Bribery laws to be overhauled

Out-Law News | 20 Nov 2008 | 5:34 pm | 2 min. read

Employers who negligently fail to prevent bribery by their employees or agents could face up to 10 years in prison under a new law proposed by the Law Commission today.

The law reform body called the current law of England and Wales out-dated and in some cases unfit for purpose. It said that Acts still in force from 1889, 1906 and 1916 should be scrapped.

The Law Commission also recommends a new offence of bribing a foreign public official and an extension of the law of bribery to cover foreign nationals who reside in the UK and conduct their business there.

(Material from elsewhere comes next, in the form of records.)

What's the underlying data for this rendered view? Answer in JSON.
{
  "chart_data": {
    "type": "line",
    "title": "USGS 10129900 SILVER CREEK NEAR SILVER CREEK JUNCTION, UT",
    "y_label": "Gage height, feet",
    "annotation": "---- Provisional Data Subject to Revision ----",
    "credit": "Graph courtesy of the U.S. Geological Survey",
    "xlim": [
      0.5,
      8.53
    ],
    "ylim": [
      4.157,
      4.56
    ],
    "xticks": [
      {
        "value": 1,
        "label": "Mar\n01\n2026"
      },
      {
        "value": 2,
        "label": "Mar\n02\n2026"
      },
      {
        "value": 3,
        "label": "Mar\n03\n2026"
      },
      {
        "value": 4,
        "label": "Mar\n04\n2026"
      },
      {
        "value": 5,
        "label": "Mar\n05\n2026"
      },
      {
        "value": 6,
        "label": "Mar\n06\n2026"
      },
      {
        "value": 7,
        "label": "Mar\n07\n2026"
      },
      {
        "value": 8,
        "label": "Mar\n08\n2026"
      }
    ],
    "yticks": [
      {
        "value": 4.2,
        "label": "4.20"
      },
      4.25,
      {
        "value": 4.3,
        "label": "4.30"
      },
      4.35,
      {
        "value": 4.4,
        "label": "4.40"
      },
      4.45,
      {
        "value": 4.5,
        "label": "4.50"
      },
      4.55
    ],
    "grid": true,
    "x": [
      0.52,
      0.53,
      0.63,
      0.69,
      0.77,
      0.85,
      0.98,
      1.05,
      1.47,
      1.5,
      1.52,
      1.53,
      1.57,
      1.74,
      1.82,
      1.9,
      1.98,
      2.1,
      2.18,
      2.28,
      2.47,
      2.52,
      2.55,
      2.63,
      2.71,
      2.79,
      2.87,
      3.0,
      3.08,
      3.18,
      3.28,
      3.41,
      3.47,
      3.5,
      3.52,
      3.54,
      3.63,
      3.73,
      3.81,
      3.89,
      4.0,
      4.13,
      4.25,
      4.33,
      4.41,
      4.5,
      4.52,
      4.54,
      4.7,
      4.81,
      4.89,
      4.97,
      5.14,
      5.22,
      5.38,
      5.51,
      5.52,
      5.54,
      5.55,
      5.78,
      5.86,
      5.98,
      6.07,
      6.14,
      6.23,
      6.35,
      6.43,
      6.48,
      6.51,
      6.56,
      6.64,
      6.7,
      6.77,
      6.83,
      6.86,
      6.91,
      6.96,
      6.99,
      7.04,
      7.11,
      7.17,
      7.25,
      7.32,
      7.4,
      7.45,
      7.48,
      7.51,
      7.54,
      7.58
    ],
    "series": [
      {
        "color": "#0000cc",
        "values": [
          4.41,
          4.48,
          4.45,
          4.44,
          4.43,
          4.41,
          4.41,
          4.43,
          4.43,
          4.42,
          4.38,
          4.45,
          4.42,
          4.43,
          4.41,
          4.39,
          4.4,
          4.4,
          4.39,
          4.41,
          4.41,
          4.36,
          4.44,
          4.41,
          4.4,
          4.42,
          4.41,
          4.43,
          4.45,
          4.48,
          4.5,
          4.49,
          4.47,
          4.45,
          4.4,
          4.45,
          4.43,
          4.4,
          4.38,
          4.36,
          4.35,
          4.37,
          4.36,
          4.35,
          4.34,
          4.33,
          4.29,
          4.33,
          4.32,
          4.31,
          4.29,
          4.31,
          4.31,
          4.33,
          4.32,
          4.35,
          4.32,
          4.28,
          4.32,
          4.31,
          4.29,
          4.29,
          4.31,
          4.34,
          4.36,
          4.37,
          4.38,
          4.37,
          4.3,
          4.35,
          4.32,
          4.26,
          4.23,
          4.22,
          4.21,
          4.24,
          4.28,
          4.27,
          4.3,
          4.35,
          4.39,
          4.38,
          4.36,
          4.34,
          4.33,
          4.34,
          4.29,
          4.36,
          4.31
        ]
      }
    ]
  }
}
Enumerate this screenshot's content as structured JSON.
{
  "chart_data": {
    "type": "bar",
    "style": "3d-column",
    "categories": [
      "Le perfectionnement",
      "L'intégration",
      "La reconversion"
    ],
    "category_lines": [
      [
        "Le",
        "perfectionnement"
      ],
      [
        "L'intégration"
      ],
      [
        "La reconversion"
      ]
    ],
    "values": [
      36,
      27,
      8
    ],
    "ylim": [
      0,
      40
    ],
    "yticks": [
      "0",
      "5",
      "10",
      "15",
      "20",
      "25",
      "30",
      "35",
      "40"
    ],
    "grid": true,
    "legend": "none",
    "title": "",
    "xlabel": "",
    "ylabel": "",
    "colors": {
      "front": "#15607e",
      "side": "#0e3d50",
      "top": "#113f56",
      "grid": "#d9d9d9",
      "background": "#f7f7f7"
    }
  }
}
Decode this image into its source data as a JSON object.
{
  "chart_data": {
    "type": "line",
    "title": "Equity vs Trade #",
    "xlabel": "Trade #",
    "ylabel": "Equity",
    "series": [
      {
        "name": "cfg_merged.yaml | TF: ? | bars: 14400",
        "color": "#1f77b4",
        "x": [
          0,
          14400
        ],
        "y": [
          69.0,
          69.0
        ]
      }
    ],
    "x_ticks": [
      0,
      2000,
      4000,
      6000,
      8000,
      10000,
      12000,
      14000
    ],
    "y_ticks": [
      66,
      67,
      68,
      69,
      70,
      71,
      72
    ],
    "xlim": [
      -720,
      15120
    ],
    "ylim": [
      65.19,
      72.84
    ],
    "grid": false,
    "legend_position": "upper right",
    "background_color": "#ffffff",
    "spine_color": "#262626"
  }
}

It proposes two general offences of bribery: one concerned with the conduct of the payer, and the other with the conduct of the recipient. It also proposes specific offences, including the corporate offence.

The offence committed by the payer

The payer "must be shown, directly or through a third party, to have given, offered or promised an advantage (to be left undefined) to [the recipient] or to someone else," suggests the Law Commission.

The payer must be shown to have intended to induce the recipient or another to perform a relevant function or activity improperly, or to reward the recipient or another for such conduct.

The offence committed by the recipient

The recipient "must be shown to have requested, agreed to receive, or accepted an advantage from another person, for him or herself or for another," it says.

The prosecution must show that the recipient intended that, in consequence, a relevant function or activity should be performed improperly. Alternatively, it must be shown that the recipient's request for, agreement to receive or acceptance of the advantage itself constituted the improper performance of a relevant function or activity.

The corporate offence

The Law Commission recommends that it should be an offence for a company "negligently to fail to prevent bribery where someone (A) performing services on that organisation’s behalf bribes another person, the bribe was in connection with the business of that organisation, and someone (other than A) connected with or employed by the organisation, who has responsibility for preventing bribery, negligently fails to prevent A bribing the other person."

The offence would apply to a company or limited liability partnership of which the registered office is situated in England and Wales.

"We recommend that it should be possible to hold directors, managers, secretaries or similar officers of a body corporate individually liable if they consent to or connive at the commission of bribery by the body corporate," said the Law Commission.

It would be a defence under the proposed law that a company had adequate systems in place to prevent bribery.

Justice Secretary Jack Straw welcomed the recommendations for change.

"Bribery is a cancer which destroys the integrity, accountability and honesty that underpins ethical standards both in public life and in the business community," he said. "The fight against bribery is not an optional extra or a luxury to be dispensed with in testing economic times."

Straw said that the Government will consider the Commission's recommendations and build on them to bring forward a draft bill for pre-legislative scrutiny in the next session.